Furnham and Farragher (2000)
Demonstrated that sex-role stereotypes are commonly used in British television advertising. 200+ tv adverts were analysed and the sex of the central figure of the advert, his or her role, the product being sold and the sex of the voice over voice.
Roles - Men were most commonly shown as independent roles like professional workers and celebrities whilst women were shown to be presented in familial roles – mothers and homemakers.
Locations – Men found themselves on holiday, relaxing in expensive ways or at the workplace whilst women found themselves at home.
This suggests that men are incapable of running a home and raising children whilst women are less involved in working and spending money on leisurely activities
Products – Men sold motoring products whilst women sold household and body products.

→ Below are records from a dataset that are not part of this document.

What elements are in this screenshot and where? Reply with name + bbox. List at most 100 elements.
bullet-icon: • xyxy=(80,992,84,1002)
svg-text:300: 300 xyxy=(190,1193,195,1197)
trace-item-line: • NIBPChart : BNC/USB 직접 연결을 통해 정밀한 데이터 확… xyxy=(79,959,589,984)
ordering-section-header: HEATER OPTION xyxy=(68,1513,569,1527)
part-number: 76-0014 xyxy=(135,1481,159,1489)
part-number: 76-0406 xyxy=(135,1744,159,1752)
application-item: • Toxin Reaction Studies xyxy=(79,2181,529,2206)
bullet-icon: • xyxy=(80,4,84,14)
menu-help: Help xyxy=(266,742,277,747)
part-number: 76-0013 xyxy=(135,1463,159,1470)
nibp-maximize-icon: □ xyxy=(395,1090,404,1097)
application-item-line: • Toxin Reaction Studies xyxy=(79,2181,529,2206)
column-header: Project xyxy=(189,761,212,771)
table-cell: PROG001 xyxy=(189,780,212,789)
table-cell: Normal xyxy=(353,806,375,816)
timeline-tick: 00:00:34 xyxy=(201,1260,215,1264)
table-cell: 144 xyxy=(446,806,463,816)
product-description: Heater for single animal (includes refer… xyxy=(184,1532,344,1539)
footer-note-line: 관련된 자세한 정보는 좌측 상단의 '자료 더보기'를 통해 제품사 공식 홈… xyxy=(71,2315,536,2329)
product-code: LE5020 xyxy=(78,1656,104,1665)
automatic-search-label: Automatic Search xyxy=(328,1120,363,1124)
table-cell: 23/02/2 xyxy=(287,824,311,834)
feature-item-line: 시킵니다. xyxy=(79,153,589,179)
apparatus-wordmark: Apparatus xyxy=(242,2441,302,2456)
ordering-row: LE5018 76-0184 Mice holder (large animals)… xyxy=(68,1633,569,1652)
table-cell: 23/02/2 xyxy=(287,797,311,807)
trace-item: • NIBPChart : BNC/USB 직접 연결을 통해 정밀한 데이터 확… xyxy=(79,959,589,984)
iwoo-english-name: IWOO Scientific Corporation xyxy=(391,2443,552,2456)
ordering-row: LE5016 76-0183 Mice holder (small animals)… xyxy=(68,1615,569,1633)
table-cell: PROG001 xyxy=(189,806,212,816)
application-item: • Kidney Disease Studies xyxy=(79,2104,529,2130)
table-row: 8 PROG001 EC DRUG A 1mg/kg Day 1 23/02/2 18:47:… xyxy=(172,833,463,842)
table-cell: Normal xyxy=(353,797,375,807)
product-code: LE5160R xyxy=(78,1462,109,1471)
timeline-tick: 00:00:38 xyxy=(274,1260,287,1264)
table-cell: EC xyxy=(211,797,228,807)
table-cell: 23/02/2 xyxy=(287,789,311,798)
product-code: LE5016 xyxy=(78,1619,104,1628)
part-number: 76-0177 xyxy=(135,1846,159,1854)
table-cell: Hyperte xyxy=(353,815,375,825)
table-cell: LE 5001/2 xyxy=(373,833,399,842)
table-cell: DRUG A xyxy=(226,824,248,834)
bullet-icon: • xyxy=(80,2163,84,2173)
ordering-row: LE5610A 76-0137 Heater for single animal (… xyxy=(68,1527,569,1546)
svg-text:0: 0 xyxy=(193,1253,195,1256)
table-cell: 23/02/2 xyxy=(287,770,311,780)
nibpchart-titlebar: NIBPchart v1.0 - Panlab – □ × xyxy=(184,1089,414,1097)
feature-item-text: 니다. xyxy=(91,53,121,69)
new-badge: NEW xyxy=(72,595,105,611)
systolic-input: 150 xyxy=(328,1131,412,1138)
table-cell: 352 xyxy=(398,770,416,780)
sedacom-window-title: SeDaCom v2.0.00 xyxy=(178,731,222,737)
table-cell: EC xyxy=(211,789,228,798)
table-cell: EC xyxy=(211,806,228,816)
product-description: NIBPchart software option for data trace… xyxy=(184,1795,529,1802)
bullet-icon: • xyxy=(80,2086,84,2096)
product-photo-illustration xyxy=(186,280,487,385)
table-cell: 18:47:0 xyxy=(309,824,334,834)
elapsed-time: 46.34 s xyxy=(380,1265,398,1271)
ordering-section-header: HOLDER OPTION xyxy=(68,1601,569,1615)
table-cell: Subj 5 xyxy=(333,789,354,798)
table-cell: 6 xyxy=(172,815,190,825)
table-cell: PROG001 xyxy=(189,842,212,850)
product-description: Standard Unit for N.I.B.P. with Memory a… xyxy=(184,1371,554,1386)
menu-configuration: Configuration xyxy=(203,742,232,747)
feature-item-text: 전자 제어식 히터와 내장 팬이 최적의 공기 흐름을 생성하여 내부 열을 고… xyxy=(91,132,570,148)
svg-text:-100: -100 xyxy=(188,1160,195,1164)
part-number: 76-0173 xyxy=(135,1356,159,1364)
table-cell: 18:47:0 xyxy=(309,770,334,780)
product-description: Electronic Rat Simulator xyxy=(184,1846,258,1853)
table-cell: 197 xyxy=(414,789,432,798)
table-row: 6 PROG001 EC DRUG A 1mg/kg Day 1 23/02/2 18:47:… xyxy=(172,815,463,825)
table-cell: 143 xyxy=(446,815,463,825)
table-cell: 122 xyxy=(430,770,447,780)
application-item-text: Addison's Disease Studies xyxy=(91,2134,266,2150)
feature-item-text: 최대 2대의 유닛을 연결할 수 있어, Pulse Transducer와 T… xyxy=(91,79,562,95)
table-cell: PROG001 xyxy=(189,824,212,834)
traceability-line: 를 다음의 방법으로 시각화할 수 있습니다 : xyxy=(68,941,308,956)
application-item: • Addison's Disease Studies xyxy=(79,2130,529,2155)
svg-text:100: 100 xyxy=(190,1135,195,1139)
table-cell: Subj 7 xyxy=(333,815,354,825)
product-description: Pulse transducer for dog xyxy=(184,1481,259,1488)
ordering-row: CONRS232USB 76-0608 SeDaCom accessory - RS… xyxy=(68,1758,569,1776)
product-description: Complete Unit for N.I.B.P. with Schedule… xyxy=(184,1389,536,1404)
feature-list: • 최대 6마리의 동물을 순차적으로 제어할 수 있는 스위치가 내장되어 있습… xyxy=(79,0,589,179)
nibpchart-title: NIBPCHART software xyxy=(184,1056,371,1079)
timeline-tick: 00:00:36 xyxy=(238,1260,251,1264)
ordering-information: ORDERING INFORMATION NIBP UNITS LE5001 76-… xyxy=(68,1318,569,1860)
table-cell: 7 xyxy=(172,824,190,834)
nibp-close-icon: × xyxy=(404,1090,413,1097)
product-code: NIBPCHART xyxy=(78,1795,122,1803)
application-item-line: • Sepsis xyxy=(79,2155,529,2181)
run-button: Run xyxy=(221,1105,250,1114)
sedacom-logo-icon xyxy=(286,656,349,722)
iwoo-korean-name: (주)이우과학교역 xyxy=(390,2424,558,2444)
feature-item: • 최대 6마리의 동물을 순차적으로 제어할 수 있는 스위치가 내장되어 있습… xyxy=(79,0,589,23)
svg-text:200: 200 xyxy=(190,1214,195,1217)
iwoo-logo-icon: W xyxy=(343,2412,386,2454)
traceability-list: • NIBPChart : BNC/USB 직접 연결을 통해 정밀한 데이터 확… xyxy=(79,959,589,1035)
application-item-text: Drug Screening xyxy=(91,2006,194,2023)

Character – Men were more likely to be presented as humorous.
Voiceovers - 70% of voiceovers were male, suggesting that women are not seen as having the same authority to sell products as men.
Weaknesses of Furnham and Farragher’s Findings
- Even if the adverts are showing stereotypes, it doesn’t mean that anyone is actually buying into them. In fact, absolutely everyone could disagree with these gender roles and see these adverts as a parody of inequality elsewhere or in past generations.
- Views also accept that the adverts are not made by academics but rather by marketers playing on their minds in order to buy products.
Gender Differences Change Over Time - Not Nature
Other Research in Brief
The following are other recent studies conducted in brief. Their details are omitted so that their conclusions are clear and memorable.
Best et Al. (1994)
- French and Italian fathers played more with their children than the children’s mothers. German fathers and mothers on the other hand would do the opposite.
Studied children in Pakistani schools and found no difference in spatial skills between the sexes, countering the popular idea that women have naturally worse spatial skills.
Studied Native American tribes – found a third sex among many tribes which took upon itself both (in our eyes) male and female gender roles. They also had their own set of unique traits and therefore were seen as the third gender by Native Tribes.
Sugihara and Katsurada (1999)
Used Bem’s inventory to test Japanese students and found that both the males and females scored high on femininity.